Enfant, j’adorais faire voler des cerfs-volants. Aujourd’hui encore, les enfants de Gaza font cela, comme si les cerfs-volants faisaient disparaître leurs peurs.
Je me souviens encore d’être debout sur le toit quand j’étais enfant et de faire voler mon cerf-volant. Ma mère me disait toujours de ne pas monter sur le toit parce que le soleil était trop chaud.
J’ai repensé à cette époque où, en traversant la cour de l’hôpital il y a quelques jours, j’ai vu des enfants debout ensemble dans la chaleur de midi, faisant voler ensemble leurs cerfs-volants. Les enfants ici à Gaza ne savent pas comment passer leur temps puisque leur vie a été bouleversée par l’agression. Les écoles sont fermées, les zones de loisirs aussi, et tout ce qui réclame la vie est transformé en hôpitaux et en refuges.
Adolescente, au début des vacances d’été, j’attendais toujours avec impatience le camp des Jeux d’été de l’UNRWA et je sentais qu’un grand fardeau avait été libéré de mon âme. Je détestais l’école parce que je n’aimais pas les méthodes d’enseignement. Les leçons et la quantité d’informations à mémoriser m’étouffaient.
Quand l’été arrivait, mon frère, ma sœur et moi courions chaque matin jusqu’à l’école de l’UNRWA la plus proche pour jouer et participer à diverses activités. Une fois le camp terminé et de longues vacances à venir, mes frères et sœurs et moi nous sommes réunis dans le salon pour fabriquer des cerfs-volants.
J’ai coupé des feuilles de palmier sur l’arbre de mon grand-père dans le jardin et j’ai attaché des ficelles autour des bâtons de bois préparés pendant que mon jeune frère ramassait du nylon. Nous avons ensuite réalisé ensemble la queue du cerf-volant et avons attendu l’après-midi pour enfin faire voler notre cerf-volant et l’admirer dans le ciel.
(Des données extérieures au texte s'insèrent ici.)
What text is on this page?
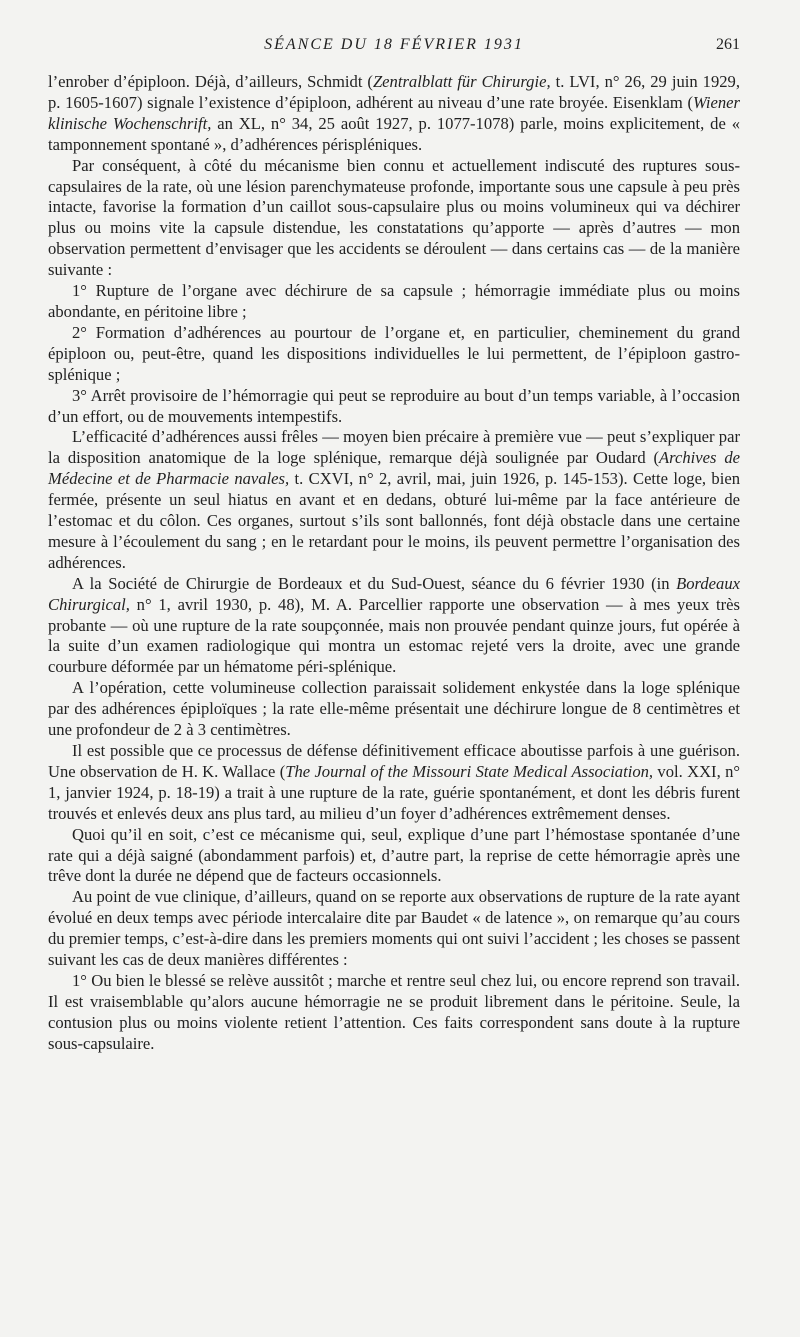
SÉANCE DU 18 FÉVRIER 1931	261

l’enrober d’épiploon. Déjà, d’ailleurs, Schmidt (Zentralblatt für Chirurgie, t. LVI, n° 26, 29 juin 1929, p. 1605-1607) signale l’existence d’épiploon, adhérent au niveau d’une rate broyée. Eisenklam (Wiener klinische Wochenschrift, an XL, n° 34, 25 août 1927, p. 1077-1078) parle, moins explicitement, de « tamponnement spontané », d’adhérences périspléniques.

Par conséquent, à côté du mécanisme bien connu et actuellement indiscuté des ruptures sous-capsulaires de la rate, où une lésion parenchymateuse profonde, importante sous une capsule à peu près intacte, favorise la formation d’un caillot sous-capsulaire plus ou moins volumineux qui va déchirer plus ou moins vite la capsule distendue, les constatations qu’apporte — après d’autres — mon observation permettent d’envisager que les accidents se déroulent — dans certains cas — de la manière suivante :

1° Rupture de l’organe avec déchirure de sa capsule ; hémorragie immédiate plus ou moins abondante, en péritoine libre ;

2° Formation d’adhérences au pourtour de l’organe et, en particulier, cheminement du grand épiploon ou, peut-être, quand les dispositions individuelles le lui permettent, de l’épiploon gastro-splénique ;

3° Arrêt provisoire de l’hémorragie qui peut se reproduire au bout d’un temps variable, à l’occasion d’un effort, ou de mouvements intempestifs.

L’efficacité d’adhérences aussi frêles — moyen bien précaire à première vue — peut s’expliquer par la disposition anatomique de la loge splénique, remarque déjà soulignée par Oudard (Archives de Médecine et de Pharmacie navales, t. CXVI, n° 2, avril, mai, juin 1926, p. 145-153). Cette loge, bien fermée, présente un seul hiatus en avant et en dedans, obturé lui-même par la face antérieure de l’estomac et du côlon. Ces organes, surtout s’ils sont ballonnés, font déjà obstacle dans une certaine mesure à l’écoulement du sang ; en le retardant pour le moins, ils peuvent permettre l’organisation des adhérences.

A la Société de Chirurgie de Bordeaux et du Sud-Ouest, séance du 6 février 1930 (in Bordeaux Chirurgical, n° 1, avril 1930, p. 48), M. A. Parcellier rapporte une observation — à mes yeux très probante — où une rupture de la rate soupçonnée, mais non prouvée pendant quinze jours, fut opérée à la suite d’un examen radiologique qui montra un estomac rejeté vers la droite, avec une grande courbure déformée par un hématome péri-splénique.

A l’opération, cette volumineuse collection paraissait solidement enkystée dans la loge splénique par des adhérences épiploïques ; la rate elle-même présentait une déchirure longue de 8 centimètres et une profondeur de 2 à 3 centimètres.

Il est possible que ce processus de défense définitivement efficace aboutisse parfois à une guérison. Une observation de H. K. Wallace (The Journal of the Missouri State Medical Association, vol. XXI, n° 1, janvier 1924, p. 18-19) a trait à une rupture de la rate, guérie spontanément, et dont les débris furent trouvés et enlevés deux ans plus tard, au milieu d’un foyer d’adhérences extrêmement denses.

Quoi qu’il en soit, c’est ce mécanisme qui, seul, explique d’une part l’hémostase spontanée d’une rate qui a déjà saigné (abondamment parfois) et, d’autre part, la reprise de cette hémorragie après une trêve dont la durée ne dépend que de facteurs occasionnels.

Au point de vue clinique, d’ailleurs, quand on se reporte aux observations de rupture de la rate ayant évolué en deux temps avec période intercalaire dite par Baudet « de latence », on remarque qu’au cours du premier temps, c’est-à-dire dans les premiers moments qui ont suivi l’accident ; les choses se passent suivant les cas de deux manières différentes :

1° Ou bien le blessé se relève aussitôt ; marche et rentre seul chez lui, ou encore reprend son travail. Il est vraisemblable qu’alors aucune hémorragie ne se produit librement dans le péritoine. Seule, la contusion plus ou moins violente retient l’attention. Ces faits correspondent sans doute à la rupture sous-capsulaire.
Dès que nous en avons fini avec le cerf-volant, nous nous sommes précipités sur le toit, où le soleil nous a brûlé les mains.
Mais aujourd’hui, notre toit a été repris par les forces d’occupation. Et pourtant, les enfants d’ici font encore voler leurs cerfs-volants aujourd’hui. Un garçon tient le cerf-volant à distance tandis qu’un autre enfant court pour faire voler le cerf-volant avec le vent, de plus en plus haut. On dirait qu’ils ont l’impression de posséder quelque chose au paradis. Comme si le dragon laissait ses peurs s’envoler au loin dans cette brève pause de tout ce qui se passait autour d’elle.